69. Shock Waves (1977) When a ship a grounds on the shore of an uncharted jungle isle with Luke Halpin, and the skipper too, a used car salesman and his wife, the afro guy, the drunken cook and Brooke Adams, here on Peter Cushing’s Isle, the seven stranded castaways have a hell of a lot more to deal with then occasional head hunters and a guy in an unconvincing gorilla suit.  Would you believe Underwater Nazi Zombies?  You better believe it!  No.  I don’t know who makes this stuff up, but hold on to your lifejackets for the most thrilling adventure of people stranded on a deserted island this side of Lost!  Simple plot about a crew of vacationers on a small cruising ship, captained by John Carradine, get marooned not far from a remote Island where strange Nazi hermit Peter Cushing tells them that they have arrived at a very bad time.  Unfortunately for them, a legendary platoon of SS soldiers that were created from the dead have come back to terrorize the Island.  You can’t kill them and can’t outrun them.  Now the vacationers must find a way off the island before they become the next victims of these ferocious leftovers from the Third Reich.  Trust me when I say this film is far better then it sounds.  The zombies are truly scary as they silently rise and descend from the water, to drown their victims in quiet deaths.  An overlooked thriller from the 1970’s, Shock Waves is like no zombie film that had ever been made before or since, and is a real treat for fans of the zombie genre and 1970s films.  One of the best B films of the era.
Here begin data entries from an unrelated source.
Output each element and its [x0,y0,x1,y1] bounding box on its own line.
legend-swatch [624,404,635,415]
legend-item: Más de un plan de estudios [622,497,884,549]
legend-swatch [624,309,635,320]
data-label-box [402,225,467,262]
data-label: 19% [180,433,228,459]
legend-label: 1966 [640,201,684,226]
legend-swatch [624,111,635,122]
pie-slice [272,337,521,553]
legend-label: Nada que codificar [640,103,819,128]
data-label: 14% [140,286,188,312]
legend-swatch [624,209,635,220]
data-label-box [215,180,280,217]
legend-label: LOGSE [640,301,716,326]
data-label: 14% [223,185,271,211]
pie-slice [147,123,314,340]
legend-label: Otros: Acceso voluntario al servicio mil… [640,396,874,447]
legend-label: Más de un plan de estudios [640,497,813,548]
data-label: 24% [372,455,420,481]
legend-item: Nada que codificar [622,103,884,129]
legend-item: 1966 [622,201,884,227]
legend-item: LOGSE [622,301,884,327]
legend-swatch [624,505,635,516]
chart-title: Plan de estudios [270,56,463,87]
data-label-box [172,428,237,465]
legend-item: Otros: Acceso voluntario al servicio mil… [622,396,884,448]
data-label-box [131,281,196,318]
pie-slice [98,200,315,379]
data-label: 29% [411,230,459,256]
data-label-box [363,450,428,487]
70. Suspiria (1977)  Jessica Harper’s horror follow up from Phantom of the Paradise was Italian horror mastermind Dario Argento’s masterpiece Suspiria which, although highly regarded amongst film fans as one of the greatest horror films of the 1970′s, goes virtually unnoticed. Harper plays Susie Banyon, an American ballerina who finds herself enrolled at Berlin’s esteemed Freeborge Academy. However, the bizarre death of two students on the evening of her arrival dips Banyon in a mysterious world of murder, witchcraft….and dance! Suspiria is a disturbing and eerie journey into darkness which makes you feel like your looking into a new surreal world. Imaginative use of color and lighting, especially primary colors with bright red, green and blue washes, make a very unique and surreal experience. Adding to the horror is the incredible soundtrack by German band Goblin, which has become nearly as infamous as the film itself. Suspiria is truly the European “Exorcist” and is essential viewing for all lovers of 1970′s horror films.